Which brings me onto a really batshit crazy idea…
Ship stars:
Image: The Shipstar. Artwork by Don Davis. |
Which has done nothing to deter authors Gregory Benford and Larry Niven from conceiving just such a thing. For a bit more description here’s the afterword for their novel 'Shipstar':
"Our Bowl is a shell more than a hundred million miles across, held to a star by gravity and some electrodynamic forces. The star produces a long jet of hot gas, which is magnetically confined so well it spears through a hole at the crown of the cup-shaped shell. This jet propels the entire system forward – literally, a star turned into the engine of a “ship” that is the shell, the Bowl. On the shell’s inner face, a sprawling civilisation dwells. The novel’s structure doesn’t resemble Larry’s Ringworld much because the big problem is dealing with the natives.

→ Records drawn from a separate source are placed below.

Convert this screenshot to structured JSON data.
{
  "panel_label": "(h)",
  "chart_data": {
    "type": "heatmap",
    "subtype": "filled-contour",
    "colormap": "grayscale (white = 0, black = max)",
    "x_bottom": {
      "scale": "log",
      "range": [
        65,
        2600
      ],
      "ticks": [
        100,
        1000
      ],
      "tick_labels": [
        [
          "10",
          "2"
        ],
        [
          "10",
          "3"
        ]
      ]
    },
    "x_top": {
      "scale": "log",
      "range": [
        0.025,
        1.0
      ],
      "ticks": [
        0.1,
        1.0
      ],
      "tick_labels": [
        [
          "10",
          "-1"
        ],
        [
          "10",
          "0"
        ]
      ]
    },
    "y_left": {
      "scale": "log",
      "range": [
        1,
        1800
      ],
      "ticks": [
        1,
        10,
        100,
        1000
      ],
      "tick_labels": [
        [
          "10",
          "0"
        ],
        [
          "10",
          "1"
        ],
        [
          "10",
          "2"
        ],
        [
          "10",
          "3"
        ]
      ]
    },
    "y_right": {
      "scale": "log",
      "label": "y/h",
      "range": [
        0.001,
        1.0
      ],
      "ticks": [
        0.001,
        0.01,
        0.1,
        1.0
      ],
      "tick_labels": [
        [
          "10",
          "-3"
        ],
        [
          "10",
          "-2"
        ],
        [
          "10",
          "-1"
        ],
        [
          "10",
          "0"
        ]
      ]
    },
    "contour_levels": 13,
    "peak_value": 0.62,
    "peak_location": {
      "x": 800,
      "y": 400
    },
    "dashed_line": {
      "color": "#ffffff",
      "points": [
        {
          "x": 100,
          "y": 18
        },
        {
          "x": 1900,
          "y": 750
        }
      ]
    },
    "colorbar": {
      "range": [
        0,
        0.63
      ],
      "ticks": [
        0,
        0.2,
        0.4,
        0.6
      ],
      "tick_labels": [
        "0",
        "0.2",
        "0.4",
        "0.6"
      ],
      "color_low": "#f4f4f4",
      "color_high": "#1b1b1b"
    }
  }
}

The virtue of any Big Object, whether Dumb or Smart, is energy and space. The collected solar energy is immense, and the living space lies beyond comprehension except in numerical terms. While we were planning this, my friend Freeman Dyson remarked, “I like to use a figure of demerit for habitats, namely the ratio R of total mass to the supply of available energy. The bigger R is, the poorer the habitat. If we calculate R for the Earth, using total incident sunlight as the available energy, the result is about 12 000 tons per Watt. If we calculate R for a cometary object with optical concentrators, travelling anywhere in the galaxy where a 0 magnitude star is visible, the result is 100 tons per Watt. A cometary object, almost anywhere in the galaxy, is 120 times better than planet Earth as a home for life. The basic problem with planets is that they have too little area and too much mass. Life needs area, not only to collect incident energy but also to dispose of waste heat. In the long run, life will spread to the places where mass can be used most efficiently, far away from planets, to comet clouds or to dust clouds not too far from a friendly star. If the friendly star happens to be our Sun, we have a chance to detect any wandering life-form that may have settled here.”
A complete flight of sci-fi gibberish, yes? But then, what would the people of the Roman empire thought of the geostationary satellite ring that encircles our planet, 36,000 km wide? Or the Three Gorges dam?